Evaluating the proxy potential of land use and macroinvertebrates for water quality assessment in the Lower Mekong Basin

Abstract

Effective water quality monitoring in the Lower Mekong Basin (LMB) is challenged by the region’s vast spatial extent, limited station coverage, and the logistical complexity of chemical sampling. Yet, given the basin’s ecological significance and the millions of people who depend on its freshwater systems, scalable approaches to aquatic assessment are critically important. This study evaluates whether upstream land use patterns and downstream macroinvertebrate communities can reliably serve as proxy indicators for surface water quality in the LMB.

Using dry-season data from 34 monitoring stations spanning tributary and mainstem sites, the study integrated geospatial land cover metrics, physicochemical water quality variables, and benthic and littoral macroinvertebrate metrics to explore proxy relationships. Generalized Additive Models (GAMs), Redundancy Analysis (RDA), and variance partitioning were employed to assess predictive performance across parameters including total suspended solids, pH, dissolved oxygen, nutrient concentrations, and chemical oxygen demand.

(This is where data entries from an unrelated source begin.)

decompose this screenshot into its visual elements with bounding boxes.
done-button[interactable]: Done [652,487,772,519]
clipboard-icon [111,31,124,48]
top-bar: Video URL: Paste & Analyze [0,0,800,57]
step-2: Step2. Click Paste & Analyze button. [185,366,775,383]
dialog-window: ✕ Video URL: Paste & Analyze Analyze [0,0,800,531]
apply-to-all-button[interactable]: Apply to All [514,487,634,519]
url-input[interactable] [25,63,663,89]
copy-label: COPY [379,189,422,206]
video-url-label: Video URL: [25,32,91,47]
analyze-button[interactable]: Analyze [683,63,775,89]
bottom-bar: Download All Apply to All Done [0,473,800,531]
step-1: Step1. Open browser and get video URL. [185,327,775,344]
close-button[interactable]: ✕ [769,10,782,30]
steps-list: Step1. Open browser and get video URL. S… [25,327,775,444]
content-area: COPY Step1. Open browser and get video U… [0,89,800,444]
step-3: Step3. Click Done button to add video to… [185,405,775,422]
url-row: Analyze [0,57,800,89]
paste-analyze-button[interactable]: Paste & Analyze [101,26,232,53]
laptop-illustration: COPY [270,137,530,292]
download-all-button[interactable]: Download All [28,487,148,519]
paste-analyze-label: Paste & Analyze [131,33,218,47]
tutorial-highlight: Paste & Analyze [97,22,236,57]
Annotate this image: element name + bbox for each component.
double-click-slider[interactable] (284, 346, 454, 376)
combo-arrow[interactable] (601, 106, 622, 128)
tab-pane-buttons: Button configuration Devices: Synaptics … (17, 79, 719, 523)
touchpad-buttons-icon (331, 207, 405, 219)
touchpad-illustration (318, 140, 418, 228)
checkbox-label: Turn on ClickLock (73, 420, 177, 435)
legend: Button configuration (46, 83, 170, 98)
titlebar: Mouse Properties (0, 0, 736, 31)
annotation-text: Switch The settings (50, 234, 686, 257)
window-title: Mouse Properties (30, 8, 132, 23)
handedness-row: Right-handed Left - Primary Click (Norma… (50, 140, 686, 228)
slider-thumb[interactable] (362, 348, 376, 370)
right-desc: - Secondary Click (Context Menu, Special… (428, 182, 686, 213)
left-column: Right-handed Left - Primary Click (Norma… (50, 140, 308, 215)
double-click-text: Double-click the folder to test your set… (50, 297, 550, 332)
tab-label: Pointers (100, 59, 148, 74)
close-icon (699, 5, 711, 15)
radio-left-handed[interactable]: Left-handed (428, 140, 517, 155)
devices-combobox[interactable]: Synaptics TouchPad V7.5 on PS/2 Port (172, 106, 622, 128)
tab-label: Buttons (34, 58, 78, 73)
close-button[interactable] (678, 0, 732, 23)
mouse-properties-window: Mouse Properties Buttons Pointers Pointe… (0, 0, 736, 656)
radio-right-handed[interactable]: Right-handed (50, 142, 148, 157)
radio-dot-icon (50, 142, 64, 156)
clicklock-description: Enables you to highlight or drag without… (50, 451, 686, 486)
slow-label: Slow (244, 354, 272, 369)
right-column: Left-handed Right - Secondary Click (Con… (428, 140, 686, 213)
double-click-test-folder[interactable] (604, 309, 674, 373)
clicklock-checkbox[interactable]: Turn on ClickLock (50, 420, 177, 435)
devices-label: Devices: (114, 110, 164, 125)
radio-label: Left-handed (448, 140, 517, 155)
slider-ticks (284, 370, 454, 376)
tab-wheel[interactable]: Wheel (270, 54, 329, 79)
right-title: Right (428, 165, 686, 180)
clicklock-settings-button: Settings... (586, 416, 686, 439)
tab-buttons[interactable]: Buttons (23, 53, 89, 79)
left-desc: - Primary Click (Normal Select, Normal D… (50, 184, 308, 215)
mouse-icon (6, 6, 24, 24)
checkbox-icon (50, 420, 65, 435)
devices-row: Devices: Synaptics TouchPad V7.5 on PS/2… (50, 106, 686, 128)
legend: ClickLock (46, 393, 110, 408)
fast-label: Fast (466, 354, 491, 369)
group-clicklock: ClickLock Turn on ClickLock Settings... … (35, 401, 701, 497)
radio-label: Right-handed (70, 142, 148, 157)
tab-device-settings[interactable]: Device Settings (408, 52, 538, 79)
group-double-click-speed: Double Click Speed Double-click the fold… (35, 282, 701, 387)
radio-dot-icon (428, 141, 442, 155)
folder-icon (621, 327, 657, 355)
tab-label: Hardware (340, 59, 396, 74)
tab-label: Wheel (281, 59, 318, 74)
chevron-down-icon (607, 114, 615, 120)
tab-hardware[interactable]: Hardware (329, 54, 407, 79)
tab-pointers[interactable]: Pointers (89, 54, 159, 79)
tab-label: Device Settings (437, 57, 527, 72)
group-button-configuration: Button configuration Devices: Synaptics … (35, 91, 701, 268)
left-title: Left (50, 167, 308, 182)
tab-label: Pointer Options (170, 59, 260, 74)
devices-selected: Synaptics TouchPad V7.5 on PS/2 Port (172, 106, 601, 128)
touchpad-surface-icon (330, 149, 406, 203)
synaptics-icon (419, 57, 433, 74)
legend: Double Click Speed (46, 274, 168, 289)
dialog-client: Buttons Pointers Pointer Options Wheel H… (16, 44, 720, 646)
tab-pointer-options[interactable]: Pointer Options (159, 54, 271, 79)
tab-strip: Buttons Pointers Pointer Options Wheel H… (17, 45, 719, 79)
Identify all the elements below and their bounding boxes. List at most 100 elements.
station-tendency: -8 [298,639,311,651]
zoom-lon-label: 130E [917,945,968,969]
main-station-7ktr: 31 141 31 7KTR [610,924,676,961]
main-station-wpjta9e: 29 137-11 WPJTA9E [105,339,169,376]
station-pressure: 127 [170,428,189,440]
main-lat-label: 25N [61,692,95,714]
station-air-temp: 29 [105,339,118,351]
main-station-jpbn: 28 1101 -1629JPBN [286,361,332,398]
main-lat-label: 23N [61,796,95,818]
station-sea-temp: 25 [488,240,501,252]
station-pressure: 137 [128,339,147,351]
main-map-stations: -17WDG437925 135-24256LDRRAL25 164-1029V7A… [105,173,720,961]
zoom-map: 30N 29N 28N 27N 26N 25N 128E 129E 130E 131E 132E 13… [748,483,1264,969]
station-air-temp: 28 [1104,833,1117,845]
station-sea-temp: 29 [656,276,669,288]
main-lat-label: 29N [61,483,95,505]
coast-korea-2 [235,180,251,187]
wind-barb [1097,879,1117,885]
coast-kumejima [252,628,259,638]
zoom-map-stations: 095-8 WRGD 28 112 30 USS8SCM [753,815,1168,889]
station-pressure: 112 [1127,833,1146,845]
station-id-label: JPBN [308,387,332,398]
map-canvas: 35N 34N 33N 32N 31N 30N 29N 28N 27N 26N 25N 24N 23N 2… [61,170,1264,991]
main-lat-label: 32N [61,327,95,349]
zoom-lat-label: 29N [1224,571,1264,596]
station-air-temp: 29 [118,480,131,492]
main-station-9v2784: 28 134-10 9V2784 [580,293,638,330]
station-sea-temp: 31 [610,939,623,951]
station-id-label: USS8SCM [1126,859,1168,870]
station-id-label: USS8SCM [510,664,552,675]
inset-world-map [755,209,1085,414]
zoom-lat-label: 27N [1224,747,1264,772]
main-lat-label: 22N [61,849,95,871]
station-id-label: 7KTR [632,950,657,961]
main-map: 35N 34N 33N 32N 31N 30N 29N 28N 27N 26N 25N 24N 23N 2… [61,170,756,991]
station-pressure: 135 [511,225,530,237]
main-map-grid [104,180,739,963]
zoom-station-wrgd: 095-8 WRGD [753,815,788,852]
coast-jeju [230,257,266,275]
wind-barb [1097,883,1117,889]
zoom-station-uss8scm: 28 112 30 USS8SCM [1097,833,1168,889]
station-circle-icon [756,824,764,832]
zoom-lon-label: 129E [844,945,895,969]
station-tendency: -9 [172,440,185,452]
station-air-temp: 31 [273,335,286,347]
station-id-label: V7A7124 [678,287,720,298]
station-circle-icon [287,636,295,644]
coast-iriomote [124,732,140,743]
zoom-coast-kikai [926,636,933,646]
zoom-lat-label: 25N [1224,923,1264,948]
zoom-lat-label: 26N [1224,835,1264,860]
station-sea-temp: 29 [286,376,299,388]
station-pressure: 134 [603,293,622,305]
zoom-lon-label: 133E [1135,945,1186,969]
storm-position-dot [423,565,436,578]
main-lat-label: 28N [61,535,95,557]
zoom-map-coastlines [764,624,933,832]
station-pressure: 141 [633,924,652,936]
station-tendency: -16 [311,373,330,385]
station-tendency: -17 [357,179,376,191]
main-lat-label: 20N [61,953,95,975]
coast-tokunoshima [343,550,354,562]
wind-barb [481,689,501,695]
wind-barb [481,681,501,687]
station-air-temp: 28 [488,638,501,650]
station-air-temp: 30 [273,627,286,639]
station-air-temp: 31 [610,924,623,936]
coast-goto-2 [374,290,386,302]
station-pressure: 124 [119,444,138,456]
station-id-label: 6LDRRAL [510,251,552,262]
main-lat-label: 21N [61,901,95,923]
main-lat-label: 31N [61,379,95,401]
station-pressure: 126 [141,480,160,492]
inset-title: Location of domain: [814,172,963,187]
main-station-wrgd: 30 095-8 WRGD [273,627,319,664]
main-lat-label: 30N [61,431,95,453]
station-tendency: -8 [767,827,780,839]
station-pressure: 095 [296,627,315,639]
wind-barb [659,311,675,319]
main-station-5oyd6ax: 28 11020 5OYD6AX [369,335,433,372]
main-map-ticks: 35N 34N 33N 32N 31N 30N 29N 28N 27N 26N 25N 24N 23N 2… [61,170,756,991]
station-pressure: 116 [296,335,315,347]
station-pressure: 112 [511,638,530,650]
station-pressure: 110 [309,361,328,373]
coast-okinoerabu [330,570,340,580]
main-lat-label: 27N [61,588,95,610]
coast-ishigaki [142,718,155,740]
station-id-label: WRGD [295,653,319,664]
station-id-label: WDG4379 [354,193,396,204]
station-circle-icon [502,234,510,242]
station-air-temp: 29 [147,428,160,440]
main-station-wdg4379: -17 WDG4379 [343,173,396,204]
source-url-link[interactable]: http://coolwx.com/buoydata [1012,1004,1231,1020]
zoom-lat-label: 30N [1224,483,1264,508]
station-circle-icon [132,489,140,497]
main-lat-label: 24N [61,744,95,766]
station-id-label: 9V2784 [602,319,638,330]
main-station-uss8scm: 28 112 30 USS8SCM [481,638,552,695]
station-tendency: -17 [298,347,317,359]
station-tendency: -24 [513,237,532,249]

Results indicate that both land use, particularly urban and agricultural cover, and macroinvertebrate metrics, such as ATSPT and richness, are independently and complementarily associated with water quality variation. Integrated models (with land use and macroinvertebrates as predictors) showed the strongest explanatory power, with proxy strength varying by water quality parameter. Temporal analysis revealed changing macroinvertebrate composition and increasing anthropogenic land use, underscoring the importance of multi-year monitoring.

By demonstrating the viability of spatial and biological proxies, this study supports a more scalable framework for freshwater assessment. It offers basin-scale insight into ecological condition and lays the groundwork for proxy-based monitoring strategies that are accessible, cost-effective, and applicable to other data-limited river systems.